I_wheel  = d^2*m*(T^2/d*9.8/(6.28)^2 -1)

     = d^2*m*( .248*T^2/d -1)

     = .07^2*.180*(.248*.668^2/.07 -1) = 0.00051 kg m^2

Equivalent radius with a rim only mass r_e

r_e = sqrt( I_wheel/m) = .0533 m ( 2.1 inches)  

This  means that the wheel behaves as if the mass if located at 84 %  of the radius of the wheel which one could almost guess by looking at it.

Vex Note: Motor power required to launch balls

April 23, 2015

The new vex game , Nothing but Net, could utilize a design similar to a two wheel tennis ball launcher.

Question: how many motors are required on the launcher?

The after a launch, the energy lost from the spinning wheels is transformed into ball kinetic energy and heat due to friction and ball compression.

After each shot the wheels are brought back to initial spin speed by the power of the motors.   The maximum time allowed for respinning is the cycle time of the firing sequence.    Lets take a look at the Vex game derived requirements:

Ball mass, m = 60 grams

Ball launch Speed, v =  6 m/s

Ball kinetic energy:K =  1/2*mass*v^2 = .5*.06*6^2 = 1.08 joules

Energy loss due to compression : E_c

Energy loss due to friction :  E_f

Time between shots: 1 sec

Average power required  p_avg = ( K + E_c + E_f)/ t

Force on ball during acceleration:

F =  d(m*v)/dt    or the change in momentum of the ball over the time of acceleration., dt.

dt can be approximated as the contact distance / tangential speed of the wheel , v.

The contact distance is about 3 cm so

dt= .03/6= .005 s

d(m*v) = .06*6 = .36 kg*m/s

hence F = .36/.005 =   72 newtons

Normal force on ball F_n = F/u_friction .    The normal (compression)  force on the ball is then

F_n = 72 newtons  assuming a u_friction = 1 which is possible with a sticky wheel.

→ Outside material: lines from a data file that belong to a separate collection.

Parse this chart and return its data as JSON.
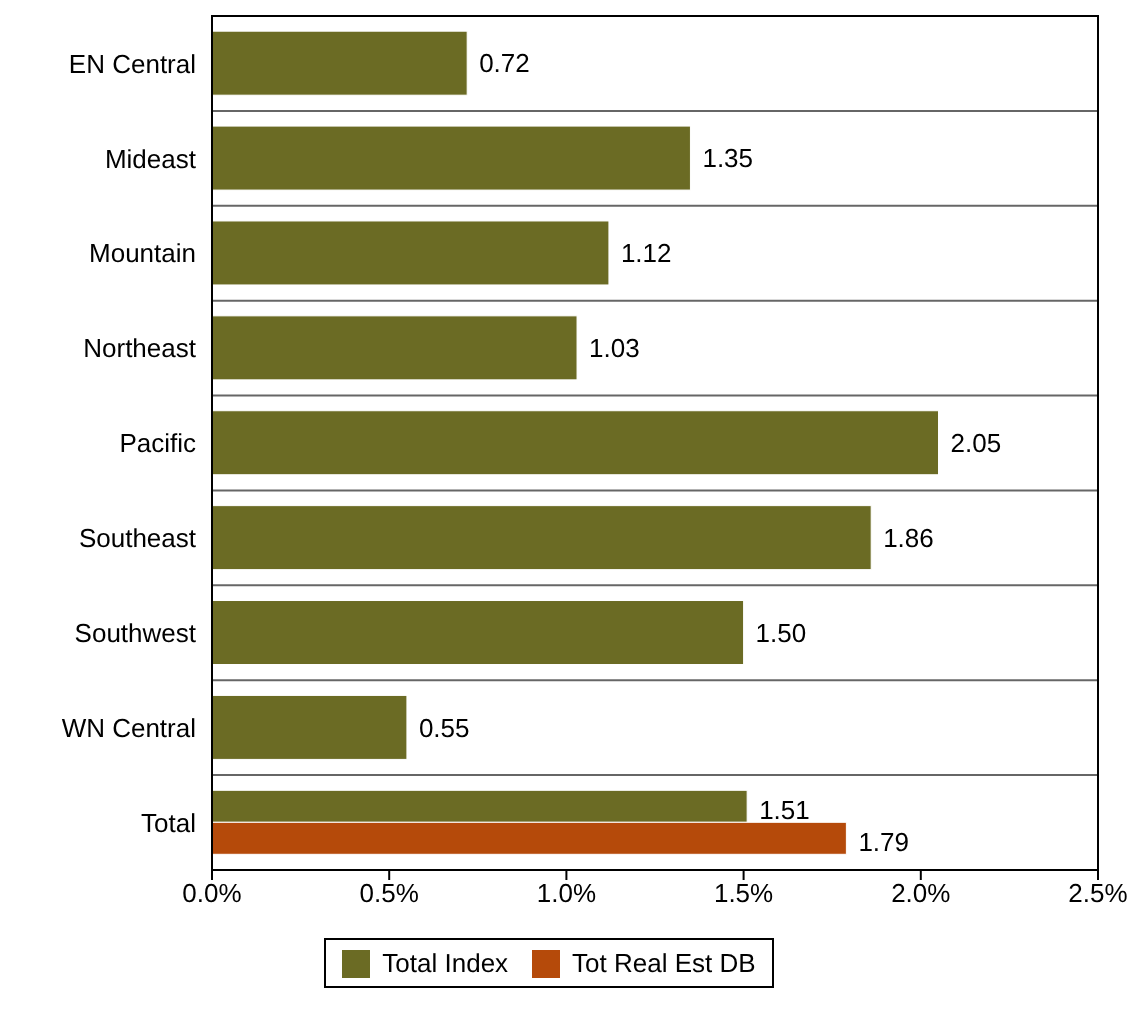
{
  "chart_data": {
    "type": "bar",
    "orientation": "horizontal",
    "categories": [
      "EN Central",
      "Mideast",
      "Mountain",
      "Northeast",
      "Pacific",
      "Southeast",
      "Southwest",
      "WN Central",
      "Total"
    ],
    "series": [
      {
        "name": "Total Index",
        "color": "#6b6b24",
        "values": [
          0.72,
          1.35,
          1.12,
          1.03,
          2.05,
          1.86,
          1.5,
          0.55,
          1.51
        ],
        "value_labels": [
          "0.72",
          "1.35",
          "1.12",
          "1.03",
          "2.05",
          "1.86",
          "1.50",
          "0.55",
          "1.51"
        ]
      },
      {
        "name": "Tot Real Est DB",
        "color": "#b54a0a",
        "values": [
          null,
          null,
          null,
          null,
          null,
          null,
          null,
          null,
          1.79
        ],
        "value_labels": [
          null,
          null,
          null,
          null,
          null,
          null,
          null,
          null,
          "1.79"
        ]
      }
    ],
    "xlim": [
      0,
      2.5
    ],
    "xticks": [
      {
        "value": 0,
        "label": "0.0%"
      },
      {
        "value": 0.5,
        "label": "0.5%"
      },
      {
        "value": 1,
        "label": "1.0%"
      },
      {
        "value": 1.5,
        "label": "1.5%"
      },
      {
        "value": 2,
        "label": "2.0%"
      },
      {
        "value": 2.5,
        "label": "2.5%"
      }
    ],
    "grid": "y",
    "legend": "bottom"
  }
}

The assumed  compression distance is about 1 in or 2.54 cm.  (To be verified later)

Hence Ec = F_n*d/2 = 72*.0254/2 = .91 joules. 

With good design, the friction loss in the drive train can be small (maybe .1 joules) so lets assume that E_c + E_f  are about equal to the K= 1.06 j so

p_avg = 2*K/t = 1.06*2= 2.12 watts   or 1.06 watts per motor.

We know the vex 393 motors have a max power = max_speed*max_torque/4 or about 4.5 watts  but they will overheat if run continuously at this power.   The PTC fuses will stop the motors if they run continuously with currents equivalent to more than  25% maximum torque (speeds less than 75% max speed).    At this operating point, the motors only deliver  3/4 max power or 3.4 watts.

There are also friction losses from the teeth of the spur gears.   I usually assume about 5% per 5:1 ratio.    A shooter wheel with a 25:1 gearing would lose 10% torque or energy at a given speed.

So the net power to the shooter wheel will be  .9*3.4 =  3.0 watts which is more than the 1 watt that we require.         

Extra friction?    

If the gear train has pressure on the axles from bearing blocks and possibly the collars are too tight so the wheels slow down quickly when coasting with motors disconnected, then over heating can easily occur.   e.g.  if friction uses up just 15% of the available torque, the motors will have to provide about 1 watt extra. which cuts our margin considerably.

Faster shot rate?

We assumed 1 shot per second…what happens with 2 shots per second….   Well, the power requirements almost double since we are using twice as much energy per unit time.    We would likely have to add extra motors.